03.11.2024
Viviamo un ambiente in continua evoluzione in cui la natura seleziona i più forti. I germi sopravvissuti alla continua igienizzazione nelle grandi metropoli sono mutati, sviluppando immunità finora sconosciute. Dagli agenti impiegati per eliminarli hanno anche imparato a trarre nutrimento. Quali conseguenze.
Quello dell’igiene e della disinfezione è un tema che negli ultimi anni è sempre più sentito, in particolare dopo il Covid-19. Durante la pandemia tutti abbiamo preso l’abitudine di lavarsi e disinfettarsi le mani quanto più spesso possibile, per eliminare virus e batteri con i quali possiamo eventualmente essere venuti a contatto. Ma i microbi non si lasciano sterminare tanto facilmente e del resto, come ha detto Charles Darwin: «Non è la specie più forte o più intelligente a sopravvivere, ma quella che si adatta meglio al cambiamento». E loro lo hanno fatto.
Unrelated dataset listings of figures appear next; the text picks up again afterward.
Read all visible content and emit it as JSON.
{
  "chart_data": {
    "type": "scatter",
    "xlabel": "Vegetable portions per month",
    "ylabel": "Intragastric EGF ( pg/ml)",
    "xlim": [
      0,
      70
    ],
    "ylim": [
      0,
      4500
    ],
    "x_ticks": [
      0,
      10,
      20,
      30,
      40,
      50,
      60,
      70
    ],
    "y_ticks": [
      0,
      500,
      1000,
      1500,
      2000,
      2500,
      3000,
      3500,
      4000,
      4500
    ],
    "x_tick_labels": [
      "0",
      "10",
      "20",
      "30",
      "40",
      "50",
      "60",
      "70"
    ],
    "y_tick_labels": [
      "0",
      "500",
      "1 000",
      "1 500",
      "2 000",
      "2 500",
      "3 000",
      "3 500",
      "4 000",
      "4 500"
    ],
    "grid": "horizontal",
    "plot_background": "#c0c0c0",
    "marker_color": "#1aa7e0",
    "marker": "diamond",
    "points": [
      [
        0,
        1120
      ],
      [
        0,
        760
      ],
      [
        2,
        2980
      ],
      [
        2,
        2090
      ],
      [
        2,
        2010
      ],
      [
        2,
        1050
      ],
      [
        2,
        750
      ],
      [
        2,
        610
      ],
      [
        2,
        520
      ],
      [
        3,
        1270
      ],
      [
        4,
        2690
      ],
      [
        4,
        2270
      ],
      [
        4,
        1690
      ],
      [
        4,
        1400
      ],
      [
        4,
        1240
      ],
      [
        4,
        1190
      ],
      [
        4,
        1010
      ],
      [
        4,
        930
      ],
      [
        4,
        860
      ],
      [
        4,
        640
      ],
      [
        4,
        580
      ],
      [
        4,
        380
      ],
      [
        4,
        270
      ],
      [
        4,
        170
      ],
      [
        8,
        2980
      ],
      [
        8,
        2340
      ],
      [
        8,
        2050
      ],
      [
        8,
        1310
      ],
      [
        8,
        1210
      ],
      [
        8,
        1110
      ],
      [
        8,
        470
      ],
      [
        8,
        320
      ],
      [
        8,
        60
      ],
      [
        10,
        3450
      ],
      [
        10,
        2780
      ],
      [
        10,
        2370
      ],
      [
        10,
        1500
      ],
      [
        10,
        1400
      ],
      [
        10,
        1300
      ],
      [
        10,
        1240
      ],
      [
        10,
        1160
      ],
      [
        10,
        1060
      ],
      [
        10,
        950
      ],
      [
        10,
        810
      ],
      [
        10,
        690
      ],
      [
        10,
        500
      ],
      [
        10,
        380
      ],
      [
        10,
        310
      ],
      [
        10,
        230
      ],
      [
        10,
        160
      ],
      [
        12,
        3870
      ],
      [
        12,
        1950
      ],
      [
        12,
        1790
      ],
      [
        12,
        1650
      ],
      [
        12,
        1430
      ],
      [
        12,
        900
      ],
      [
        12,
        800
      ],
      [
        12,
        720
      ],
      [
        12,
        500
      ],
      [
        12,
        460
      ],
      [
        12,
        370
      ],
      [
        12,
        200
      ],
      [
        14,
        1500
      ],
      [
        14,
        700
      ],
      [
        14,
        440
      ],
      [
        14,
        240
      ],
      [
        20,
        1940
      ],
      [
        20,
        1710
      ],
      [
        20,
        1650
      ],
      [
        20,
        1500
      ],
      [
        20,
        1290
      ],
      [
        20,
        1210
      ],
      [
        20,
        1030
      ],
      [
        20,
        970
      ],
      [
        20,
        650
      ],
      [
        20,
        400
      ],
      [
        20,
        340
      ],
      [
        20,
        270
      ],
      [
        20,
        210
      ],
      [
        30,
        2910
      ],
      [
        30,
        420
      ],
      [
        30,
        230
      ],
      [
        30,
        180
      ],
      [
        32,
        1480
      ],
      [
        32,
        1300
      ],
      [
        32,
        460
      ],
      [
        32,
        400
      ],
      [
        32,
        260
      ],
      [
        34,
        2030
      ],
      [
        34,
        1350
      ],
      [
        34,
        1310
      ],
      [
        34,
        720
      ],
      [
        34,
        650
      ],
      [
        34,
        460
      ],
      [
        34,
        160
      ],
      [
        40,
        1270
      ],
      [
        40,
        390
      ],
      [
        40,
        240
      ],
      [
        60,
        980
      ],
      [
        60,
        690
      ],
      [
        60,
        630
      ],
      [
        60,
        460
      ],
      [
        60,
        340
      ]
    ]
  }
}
Uno studio pubblicato sulla rivista Microbiome, guidato da Università cinese di Xi’an Jiaotong-Liverpool e Università della Città di Hong Kong ha scoperto che i microrganismi che vivono nelle città stanno diventando resistenti ai disinfettanti comunemente utilizzati per ucciderli. Anzi: dagli agenti impiegati per eliminarli loro hanno anche imparato a trarre nutrimento. In pratica, più noi ci andiamo pesanti con disinfettanti e antibatterici, più loro sono in grado di mutare per adattarsi al cambiamento e continuare a proliferare. Saper reagire ai cambiamenti ambientali è infatti la caratteristica che permette ai microrganismi di sopravvivere in un ambiente in continua evoluzione.
La ricerca si è basata su 738 campioni collezionati in case, metropolitane, aree pubbliche, porti e anche pelle degli abitanti di Hong Kong. I campioni sono poi stati analizzati in laboratorio per studiare il contenuto genomico dei microbi e il modo in cui si sono adattati al contesto urbano nel corso degli anni. Dallo studio di quanto raccolto sono risultate alcune scoperte molto interessanti. La prima è l’identificazione di 363 nuovi ceppi di microbi. La seconda, che diversi ceppi contengano geni specifici che gli permettono di metabolizzare i prodotti disinfettanti. Inoltre, dall’analisi è emersa anche la presenza di ceppi che finora erano stati trovati soltanto nel suolo dell’Antartide, e che possono metabolizzare alcol e altri composti presenti normalmente nei prodotti per la pulizia.
«L’uso di prodotti per la pulizia e di altri agenti crea un ambiente unico che esercita pressioni selettive sui microbi», hanno spiegato i ricercatori. In pratica le pressioni esercitate dall’ambiente possono portare a due esiti per i microbi: o si adattano per sopravvivere o vengono eliminati. «Quei microrganismi che hanno la capacità di utilizzare risorse limitate e di tollerare prodotti come i disinfettanti sopravvivono e si diffondono molto meglio di quelli non resistenti negli ambienti di città», hanno proseguito. Una situazione per ora non allarmante, ma da non sottovalutare: «Potrebbero quindi comportare rischi per la salute in caso si tratti di batteri patogeni un problema particolarmente critico negli ospedali» hanno specificato. La speranza è quella di riuscire a creare un ecosistema microbiotico cittadino, che garantisca la convivenza pacifica di microbi e umani.